La FMF met en garde les confrères contre une « démarche inutile », qualifiée de « lunaire » par le Dr Richard Talbot, expert du syndicat, qui a publié le 2 février une longue analyse critique de l’outil. La présidente de la FMF juge elle aussi que « la Cnam nous demande de fournir des éléments dont elle dispose déjà ». Mais plus problématique, elle épingle le formulaire sur le fond. « Il demande de dire si la prescription est faite ou non avec la metformine, déclare la Dr Patricia Lefébure. S’il n’y a pas de metformine car le patient ne la tolère pas, est-ce que le médicament sera tout de même remboursé ? » (les glutides en monothérapie ne sont pas remboursables puisque pas dans l’ITR). Face à cette inquiétude, la Cnam clarifie déjà les règles.
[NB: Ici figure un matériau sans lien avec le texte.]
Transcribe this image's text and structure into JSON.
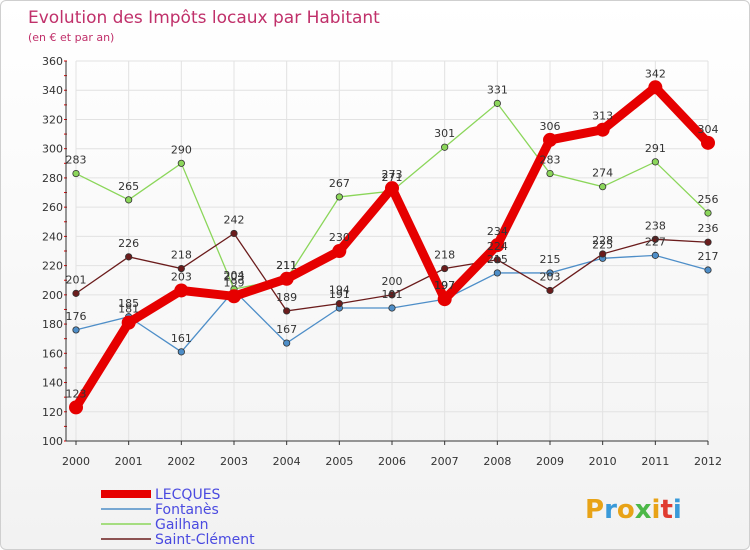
{
  "chart_data": {
    "type": "line",
    "title": "Evolution des Impôts locaux par Habitant",
    "subtitle": "(en € et par an)",
    "xlabel": "",
    "ylabel": "",
    "ylim": [
      100,
      360
    ],
    "yticks": [
      100,
      120,
      140,
      160,
      180,
      200,
      220,
      240,
      260,
      280,
      300,
      320,
      340,
      360
    ],
    "categories": [
      "2000",
      "2001",
      "2002",
      "2003",
      "2004",
      "2005",
      "2006",
      "2007",
      "2008",
      "2009",
      "2010",
      "2011",
      "2012"
    ],
    "grid": true,
    "legend": "bottom-left",
    "series": [
      {
        "name": "LECQUES",
        "color": "#e60000",
        "highlight": true,
        "values": [
          123,
          181,
          203,
          199,
          211,
          230,
          273,
          197,
          234,
          306,
          313,
          342,
          304
        ]
      },
      {
        "name": "Fontanès",
        "color": "#4e8ec8",
        "highlight": false,
        "values": [
          176,
          185,
          161,
          203,
          167,
          191,
          191,
          197,
          215,
          215,
          225,
          227,
          217
        ]
      },
      {
        "name": "Gailhan",
        "color": "#8bd65a",
        "highlight": false,
        "values": [
          283,
          265,
          290,
          204,
          211,
          267,
          271,
          301,
          331,
          283,
          274,
          291,
          256
        ]
      },
      {
        "name": "Saint-Clément",
        "color": "#6b1c1c",
        "highlight": false,
        "values": [
          201,
          226,
          218,
          242,
          189,
          194,
          200,
          218,
          224,
          203,
          228,
          238,
          236
        ]
      }
    ]
  },
  "brand": {
    "letters": [
      "P",
      "r",
      "o",
      "x",
      "i",
      "t",
      "i"
    ],
    "colors": [
      "#e8a317",
      "#3a9ad9",
      "#e8a317",
      "#4cb848",
      "#e8a317",
      "#e03c31",
      "#3a9ad9"
    ]
  }
}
Elle précise, en réponse à la FMF, que « le remboursement des glutides en l’absence de metformine se fera dans le cas où elle serait contre-indiquée ou mal tolérée ». Une communication sera faite en ce sens auprès des médecins.
Plus globalement, la Cnam met les points sur les « i » sur la pertinence et la simplicité de l’outil, qui ne devrait pas être une surprise pour la profession. Interrogée par Le Quotidien, elle rappelle que ce dispositif, prévu dans la loi Sécu 2024 et la nouvelle convention médicale, « a été largement concerté avec les syndicats de médecins signataires ». Quant à sa mise en place, elle répond à des enjeux de santé publique : « limiter les mésusages sur cette classe thérapeutique » et « éviter les tensions d’approvisionnement » dans un contexte de forte croissance de ces produits (+40 % de montants remboursés en 2023 sur Ozempic et près de 20 % sur la classe des aGLP-1).
Enfin, qu’on se le dise, le téléservice « prétesté par des médecins » est « simple d’utilisation », insiste la Cnam. Son recours concernerait pour chaque praticien « environ trois nouveaux patients seulement chaque année, et ce, une seule fois pour toute la durée de son traitement ». « Il est de notre devoir d’agir collectivement, face à une part significative de prescriptions constatées hors de l’AMM », résume la Cnam, « confiante dans le bon déploiement de ce dispositif ».